A parábola do Grande Inquisidor aparece, portanto, como um texto de imensa riqueza, uma riqueza que se desdobra de questões metafísicas clássicas, uma reflexão sobre a natureza humana e considerações sobre a religião. O que torna essa passagem complexa e difícil de interpretar é a interseção de diferentes temas e disciplinas, a saber, filosofia, teologia, mas também política.

Portanto, foi decisivo, para tornar nosso ponto de vista inteligível, optar por uma abordagem direcionada ao Grande Inquisidor sem tentar esgotar seu significado, uma tarefa que parece definitivamente impossível. Tentamos, portanto, concentrar nosso trabalho no problema da liberdade, mostrando que ele não poderia ser tratado com precisão sem confrontá-lo com outros elementos de reflexão, como o problema do mal, a questão da natureza humana, mas também o niilismo.

Também queríamos mostrar as várias referências exteriores ao próprio texto para justificar o nome "parábola", por isso tomamos a liberdade de nos referir muitas vezes ao Novo e ao Antigo Testamento, sem os quais a compreensão dessa passagem seria impossível.

Agora podemos nos permitir tirar algumas conclusões modestas sobre esse imenso "poema". Parece que um dos principais objetivos de Dostoiévski é oferecer uma crítica ao catolicismo, que corrompeu a mensagem autêntica do cristianismo. O Grande Inquisidor é o símbolo dessa corrupção. Essa ruptura tem repercussões na natureza humana; o advento do catolicismo coincide com a anulação da dignidade humana. A liberdade que os fracos colocam aos pés do Grande Inquisidor é o triunfo e o estágio final: "Quando os homens dizem: 'Paz e segurança', de repente a perdição virá sobre eles... e eles não escaparão!" O Grande Inquisidor substitui os valores fundamentais do cristianismo, a saber, liberdade e humildade, por valores contraditórios: milagre, mistério e autoridade. O reinado do Grande Inquisidor simboliza a vitória da imanência sobre a transcendência e aniquila aquilo que é divino em nós: a liberdade.

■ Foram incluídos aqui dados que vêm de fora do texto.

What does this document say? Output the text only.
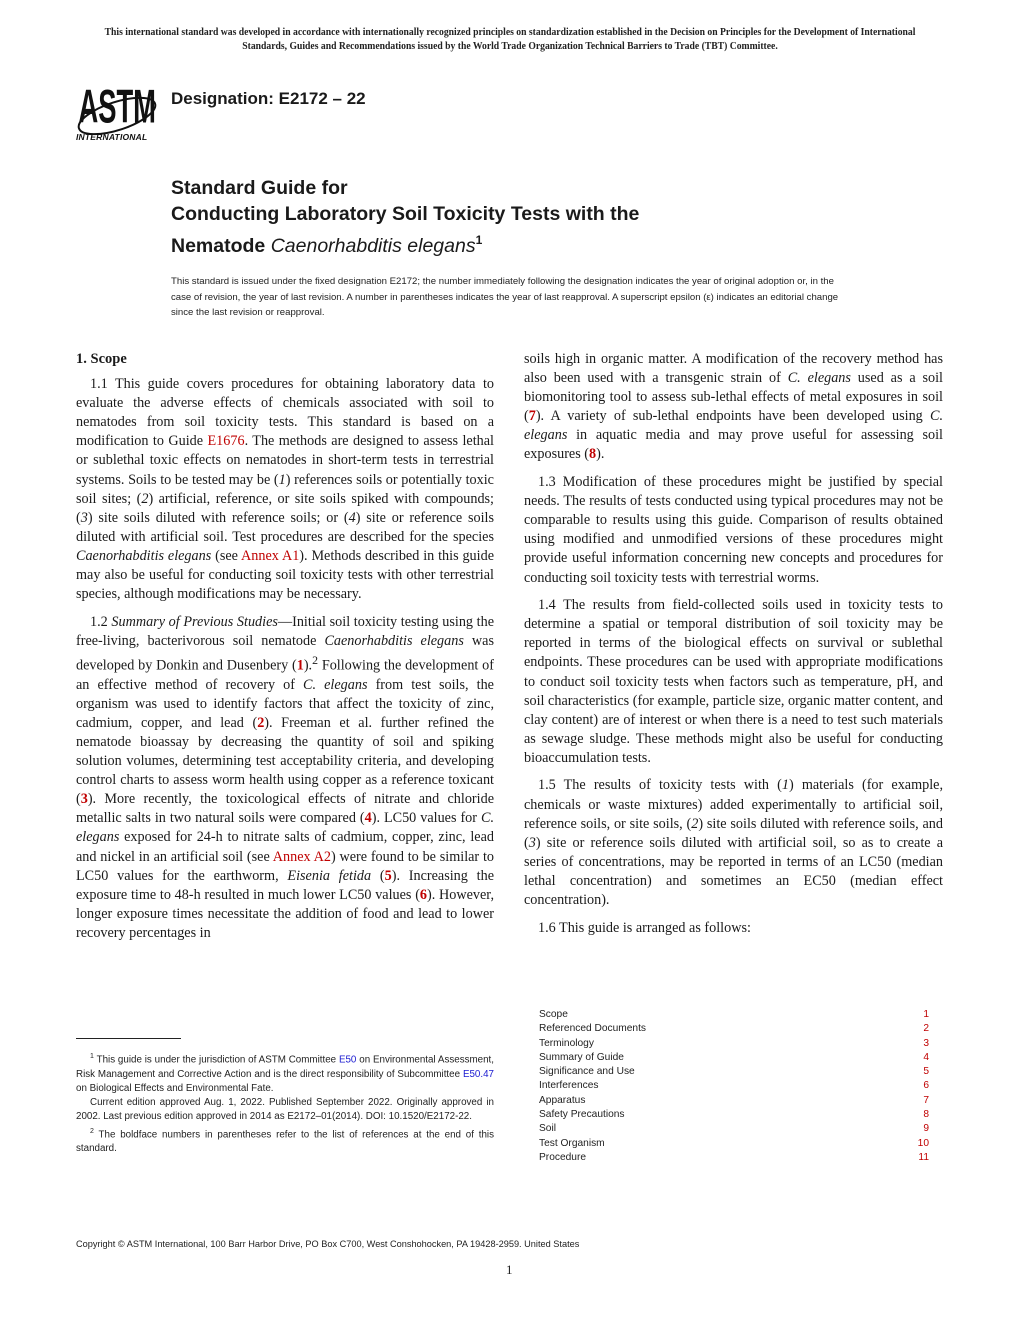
This international standard was developed in accordance with internationally recognized principles on standardization established in the Decision on Principles for the Development of International Standards, Guides and Recommendations issued by the World Trade Organization Technical Barriers to Trade (TBT) Committee.
ASTM
INTERNATIONAL
Designation: E2172 – 22
Standard Guide for
Conducting Laboratory Soil Toxicity Tests with the
Nematode Caenorhabditis elegans$^1$
This standard is issued under the fixed designation E2172; the number immediately following the designation indicates the year of original adoption or, in the case of revision, the year of last revision. A number in parentheses indicates the year of last reapproval. A superscript epsilon (ε) indicates an editorial change since the last revision or reapproval.
1. Scope

1.1 This guide covers procedures for obtaining laboratory data to evaluate the adverse effects of chemicals associated with soil to nematodes from soil toxicity tests. This standard is based on a modification to Guide E1676. The methods are designed to assess lethal or sublethal toxic effects on nematodes in short-term tests in terrestrial systems. Soils to be tested may be (1) references soils or potentially toxic soil sites; (2) artificial, reference, or site soils spiked with compounds; (3) site soils diluted with reference soils; or (4) site or reference soils diluted with artificial soil. Test procedures are described for the species Caenorhabditis elegans (see Annex A1). Methods described in this guide may also be useful for conducting soil toxicity tests with other terrestrial species, although modifications may be necessary.

1.2 Summary of Previous Studies—Initial soil toxicity testing using the free-living, bacterivorous soil nematode Caenorhabditis elegans was developed by Donkin and Dusenbery (1).$^2$ Following the development of an effective method of recovery of C. elegans from test soils, the organism was used to identify factors that affect the toxicity of zinc, cadmium, copper, and lead (2). Freeman et al. further refined the nematode bioassay by decreasing the quantity of soil and spiking solution volumes, determining test acceptability criteria, and developing control charts to assess worm health using copper as a reference toxicant (3). More recently, the toxicological effects of nitrate and chloride metallic salts in two natural soils were compared (4). LC50 values for C. elegans exposed for 24-h to nitrate salts of cadmium, copper, zinc, lead and nickel in an artificial soil (see Annex A2) were found to be similar to LC50 values for the earthworm, Eisenia fetida (5). Increasing the exposure time to 48-h resulted in much lower LC50 values (6). However, longer exposure times necessitate the addition of food and lead to lower recovery percentages in

soils high in organic matter. A modification of the recovery method has also been used with a transgenic strain of C. elegans used as a soil biomonitoring tool to assess sub-lethal effects of metal exposures in soil (7). A variety of sub-lethal endpoints have been developed using C. elegans in aquatic media and may prove useful for assessing soil exposures (8).

1.3 Modification of these procedures might be justified by special needs. The results of tests conducted using typical procedures may not be comparable to results using this guide. Comparison of results obtained using modified and unmodified versions of these procedures might provide useful information concerning new concepts and procedures for conducting soil toxicity tests with terrestrial worms.

1.4 The results from field-collected soils used in toxicity tests to determine a spatial or temporal distribution of soil toxicity may be reported in terms of the biological effects on survival or sublethal endpoints. These procedures can be used with appropriate modifications to conduct soil toxicity tests when factors such as temperature, pH, and soil characteristics (for example, particle size, organic matter content, and clay content) are of interest or when there is a need to test such materials as sewage sludge. These methods might also be useful for conducting bioaccumulation tests.

1.5 The results of toxicity tests with (1) materials (for example, chemicals or waste mixtures) added experimentally to artificial soil, reference soils, or site soils, (2) site soils diluted with reference soils, and (3) site or reference soils diluted with artificial soil, so as to create a series of concentrations, may be reported in terms of an LC50 (median lethal concentration) and sometimes an EC50 (median effect concentration).

1.6 This guide is arranged as follows:

Scope	1
Referenced Documents	2
Terminology	3
Summary of Guide	4
Significance and Use	5
Interferences	6
Apparatus	7
Safety Precautions	8
Soil	9
Test Organism	10
Procedure	11

$^1$ This guide is under the jurisdiction of ASTM Committee E50 on Environmental Assessment, Risk Management and Corrective Action and is the direct responsibility of Subcommittee E50.47 on Biological Effects and Environmental Fate.

Current edition approved Aug. 1, 2022. Published September 2022. Originally approved in 2002. Last previous edition approved in 2014 as E2172–01(2014). DOI: 10.1520/E2172-22.

$^2$ The boldface numbers in parentheses refer to the list of references at the end of this standard.

Copyright © ASTM International, 100 Barr Harbor Drive, PO Box C700, West Conshohocken, PA 19428-2959. United States
1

O argumento do Grande Inquisidor tem a visão oposta do que é glorificado pelo cristianismo. O que é fundamentalmente bom se torna ruim, o que é fundamentalmente ruim se torna bom. A liberdade se torna um mal para o homem, enquanto as tentações do deserto são louvadas. Aos olhos do Grande Inquisidor, aquele que realmente ama a humanidade é o Diabo, na medida em que ele está ciente da fraqueza inerente à natureza humana. Deus, por outro lado, é visto como um mestre exigente demais. Para o Grande Inquisidor, somente os fortes terão acesso ao pão celestial, enquanto as massas só podem esperar pelo pão da terra.

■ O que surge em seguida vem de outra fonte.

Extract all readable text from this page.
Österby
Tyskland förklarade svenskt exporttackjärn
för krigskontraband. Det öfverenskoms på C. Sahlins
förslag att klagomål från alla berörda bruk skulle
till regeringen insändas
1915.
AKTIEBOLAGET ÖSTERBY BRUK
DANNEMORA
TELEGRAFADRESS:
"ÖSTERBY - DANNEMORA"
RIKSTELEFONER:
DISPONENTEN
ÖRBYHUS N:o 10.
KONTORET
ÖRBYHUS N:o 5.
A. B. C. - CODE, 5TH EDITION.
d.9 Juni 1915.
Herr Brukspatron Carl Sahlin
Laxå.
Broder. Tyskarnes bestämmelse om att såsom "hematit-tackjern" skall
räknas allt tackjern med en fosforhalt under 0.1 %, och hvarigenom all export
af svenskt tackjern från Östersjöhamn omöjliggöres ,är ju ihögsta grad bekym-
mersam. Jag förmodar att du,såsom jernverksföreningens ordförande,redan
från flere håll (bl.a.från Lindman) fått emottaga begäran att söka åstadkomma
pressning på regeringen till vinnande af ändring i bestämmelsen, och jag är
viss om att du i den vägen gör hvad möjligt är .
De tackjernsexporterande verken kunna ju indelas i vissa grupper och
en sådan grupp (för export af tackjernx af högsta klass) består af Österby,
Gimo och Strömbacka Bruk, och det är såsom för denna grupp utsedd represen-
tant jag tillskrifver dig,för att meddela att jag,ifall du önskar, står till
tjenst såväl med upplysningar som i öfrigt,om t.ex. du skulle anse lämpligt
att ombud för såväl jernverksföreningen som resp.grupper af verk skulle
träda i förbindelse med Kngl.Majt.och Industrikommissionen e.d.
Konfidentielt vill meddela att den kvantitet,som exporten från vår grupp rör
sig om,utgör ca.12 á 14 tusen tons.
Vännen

O Grande Inquisidor personifica o niilismo de Ivan Karamazov. De fato, o niilismo afirma que aqueles que buscam uma base para ideais e valores só podem encontrar o nada. A liberdade, a parte da transcendência que reside em nós, é um valor vazio, uma ilusão. A felicidade só é acessível na imanência; aquele que a busca na transcendência compreende mal e impõe a si mesmo uma tarefa que o levará à ruína. O próprio Grande Inquisidor considerou essa tarefa como sendo sua, e encontrou o nada e a decepção.